Won’t gaming stop thinking about the children?

Hey! You! Get off of the game box! Or at least, get off of it after using the machine for an hour and 59 minutes. Why so? According to Steve Pope, a counselor and therapist in the United Kingdom, if you gamed for two hours, you just did the equivalent of a line of cocaine.

DUN DUN DUNDUNDUNNNNNNNNN.

“A lot of young people get themselves into a situation where they use video games as an escape from the world and they get hooked on the release of adrenaline it gives,” says Pope. “Spending two hours on a game station is equivalent to taking a line of cocaine in the high it produces.”

Pope goes on to claim that gaming is the “fastest growing addiction” in the UK and is affecting youth mentally as well as causing problems like obesity.

“I saw one 14-year-old Preston boy who played on games for 24 hours non stop and had not eaten and was showing signs of dehydration,” he adds. “When his parents tried to take his console away, he became aggressive and threatened to jump out of a window.”

There are also children, he warns, that have been stealing from their parents to buy video games. Just imagine if they were actually doing coke! There are even therapists who are addicted to making all sorts of melodramatic claims. Shock! Shock and horror!

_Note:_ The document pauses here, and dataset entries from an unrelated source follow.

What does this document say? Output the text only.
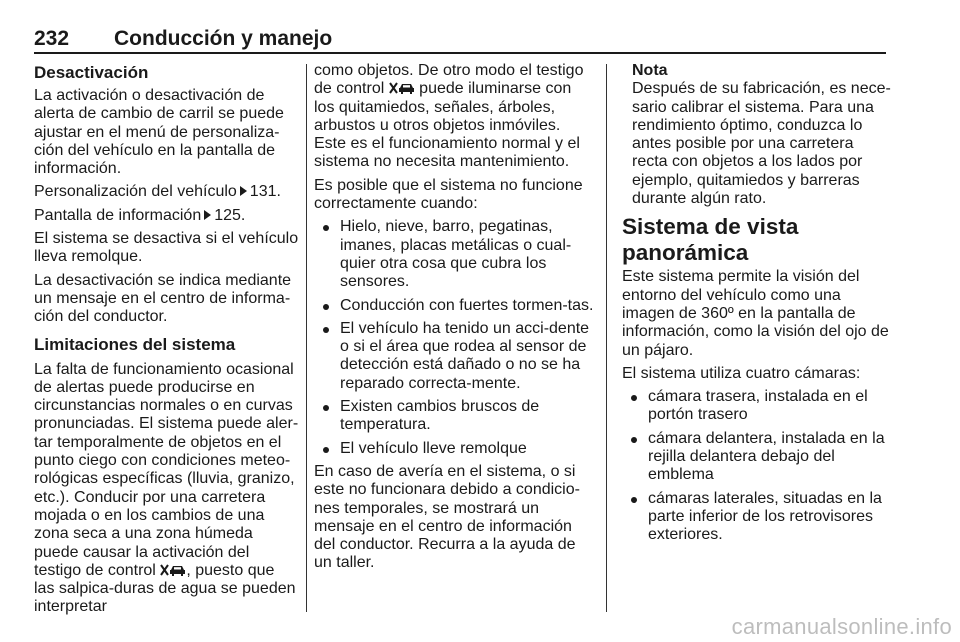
232 Conducción y manejo
Desactivación

La activación o desactivación de alerta de cambio de carril se puede ajustar en el menú de personaliza-ción del vehículo en la pantalla de información.

Personalización del vehículo 131.

Pantalla de información 125.

El sistema se desactiva si el vehículo lleva remolque.

La desactivación se indica mediante un mensaje en el centro de informa-ción del conductor.

Limitaciones del sistema

La falta de funcionamiento ocasional de alertas puede producirse en circunstancias normales o en curvas pronunciadas. El sistema puede aler-tar temporalmente de objetos en el punto ciego con condiciones meteo-rológicas específicas (lluvia, granizo, etc.). Conducir por una carretera mojada o en los cambios de una zona seca a una zona húmeda puede causar la activación del testigo de control , puesto que las salpica-duras de agua se pueden interpretar

como objetos. De otro modo el testigo de control puede iluminarse con los quitamiedos, señales, árboles, arbustos u otros objetos inmóviles. Este es el funcionamiento normal y el sistema no necesita mantenimiento.

Es posible que el sistema no funcione correctamente cuando:

Hielo, nieve, barro, pegatinas, imanes, placas metálicas o cual-quier otra cosa que cubra los sensores.
Conducción con fuertes tormen-tas.
El vehículo ha tenido un acci-dente o si el área que rodea al sensor de detección está dañado o no se ha reparado correcta-mente.
Existen cambios bruscos de temperatura.
El vehículo lleve remolque

En caso de avería en el sistema, o si este no funcionara debido a condicio-nes temporales, se mostrará un mensaje en el centro de información del conductor. Recurra a la ayuda de un taller.

Nota

Después de su fabricación, es nece-sario calibrar el sistema. Para una rendimiento óptimo, conduzca lo antes posible por una carretera recta con objetos a los lados por ejemplo, quitamiedos y barreras durante algún rato.

Sistema de vista panorámica

Este sistema permite la visión del entorno del vehículo como una imagen de 360º en la pantalla de información, como la visión del ojo de un pájaro.

El sistema utiliza cuatro cámaras:

cámara trasera, instalada en el portón trasero
cámara delantera, instalada en la rejilla delantera debajo del emblema
cámaras laterales, situadas en la parte inferior de los retrovisores exteriores.
carmanualsonline.info
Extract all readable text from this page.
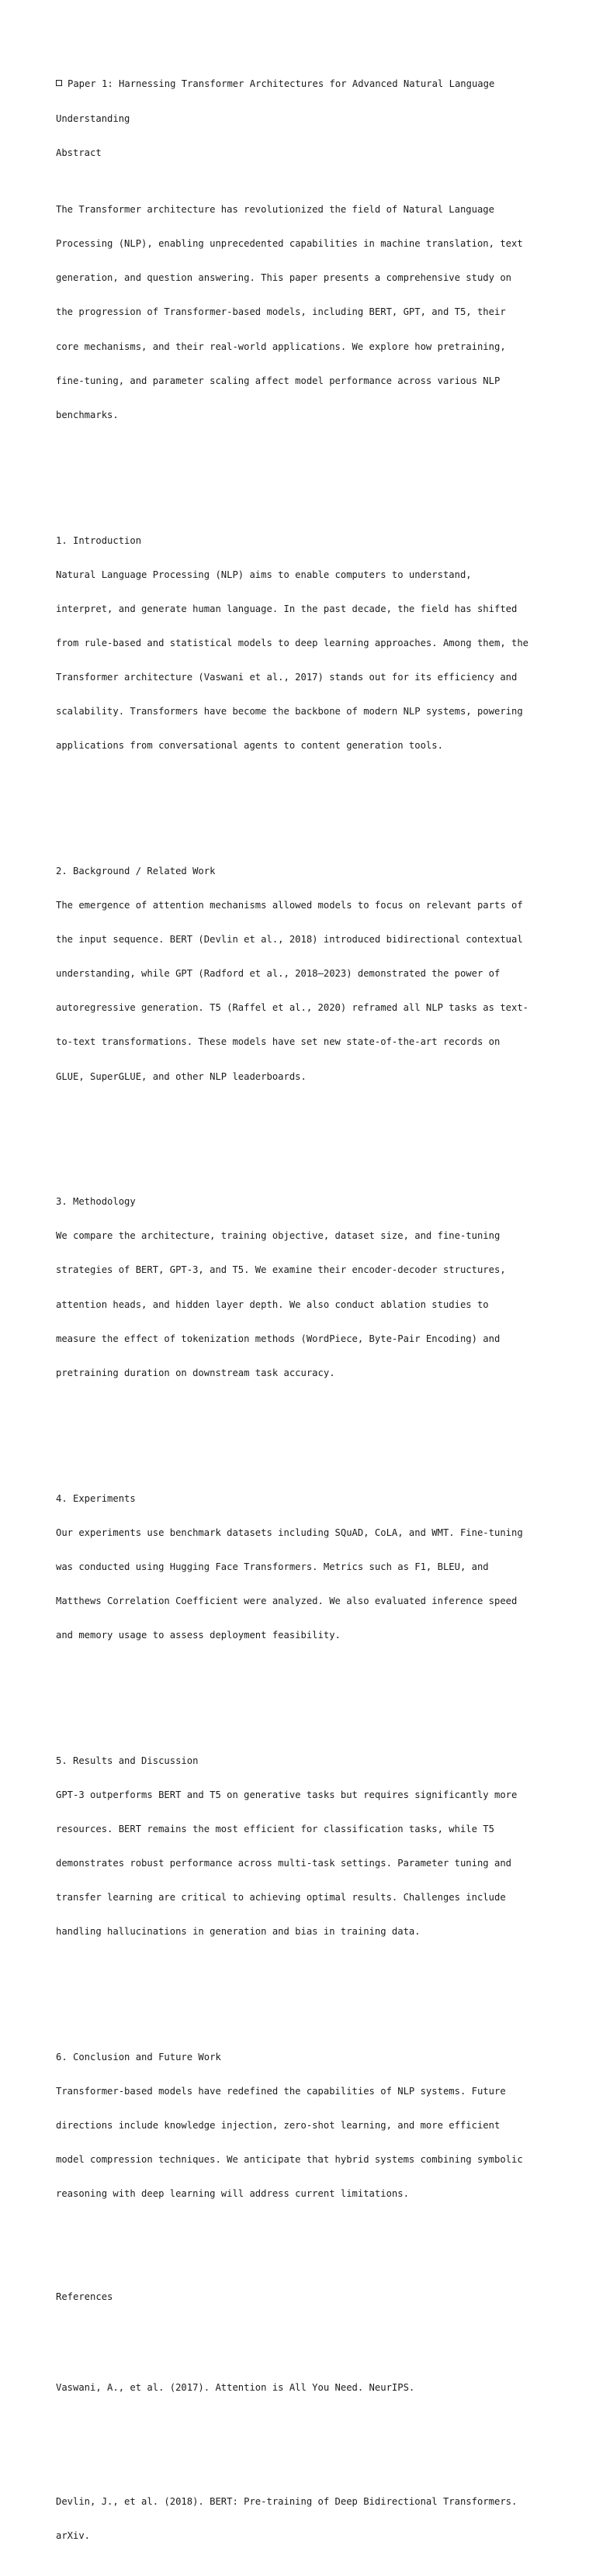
Paper 1: Harnessing Transformer Architectures for Advanced Natural Language

Understanding

Abstract

The Transformer architecture has revolutionized the field of Natural Language

Processing (NLP), enabling unprecedented capabilities in machine translation, text

generation, and question answering. This paper presents a comprehensive study on

the progression of Transformer-based models, including BERT, GPT, and T5, their

core mechanisms, and their real-world applications. We explore how pretraining,

fine-tuning, and parameter scaling affect model performance across various NLP

benchmarks.

1. Introduction

Natural Language Processing (NLP) aims to enable computers to understand,

interpret, and generate human language. In the past decade, the field has shifted

from rule-based and statistical models to deep learning approaches. Among them, the

Transformer architecture (Vaswani et al., 2017) stands out for its efficiency and

scalability. Transformers have become the backbone of modern NLP systems, powering

applications from conversational agents to content generation tools.

2. Background / Related Work

The emergence of attention mechanisms allowed models to focus on relevant parts of

the input sequence. BERT (Devlin et al., 2018) introduced bidirectional contextual

understanding, while GPT (Radford et al., 2018–2023) demonstrated the power of

autoregressive generation. T5 (Raffel et al., 2020) reframed all NLP tasks as text-

to-text transformations. These models have set new state-of-the-art records on

GLUE, SuperGLUE, and other NLP leaderboards.

3. Methodology

We compare the architecture, training objective, dataset size, and fine-tuning

strategies of BERT, GPT-3, and T5. We examine their encoder-decoder structures,

attention heads, and hidden layer depth. We also conduct ablation studies to

measure the effect of tokenization methods (WordPiece, Byte-Pair Encoding) and

pretraining duration on downstream task accuracy.

4. Experiments

Our experiments use benchmark datasets including SQuAD, CoLA, and WMT. Fine-tuning

was conducted using Hugging Face Transformers. Metrics such as F1, BLEU, and

Matthews Correlation Coefficient were analyzed. We also evaluated inference speed

and memory usage to assess deployment feasibility.

5. Results and Discussion

GPT-3 outperforms BERT and T5 on generative tasks but requires significantly more

resources. BERT remains the most efficient for classification tasks, while T5

demonstrates robust performance across multi-task settings. Parameter tuning and

transfer learning are critical to achieving optimal results. Challenges include

handling hallucinations in generation and bias in training data.

6. Conclusion and Future Work

Transformer-based models have redefined the capabilities of NLP systems. Future

directions include knowledge injection, zero-shot learning, and more efficient

model compression techniques. We anticipate that hybrid systems combining symbolic

reasoning with deep learning will address current limitations.

References

Vaswani, A., et al. (2017). Attention is All You Need. NeurIPS.

Devlin, J., et al. (2018). BERT: Pre-training of Deep Bidirectional Transformers.

arXiv.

Clearly, gaming is one helluva drug.

Even the government is getting behind on payments

Greece has had some issues as of late. Perhaps you’ve heard about the country going bankrupt and riots in Athens. At crucial times like that, it’s important that leaders be able to communicate. That didn’t work so well.

Greek Prime Minister George Papandreou had his home phone cut off by accident recently when the phone company meant to cut off a customer who had not kept up with his or her bills. Oh well, not like there’s a nationwide crisis going on.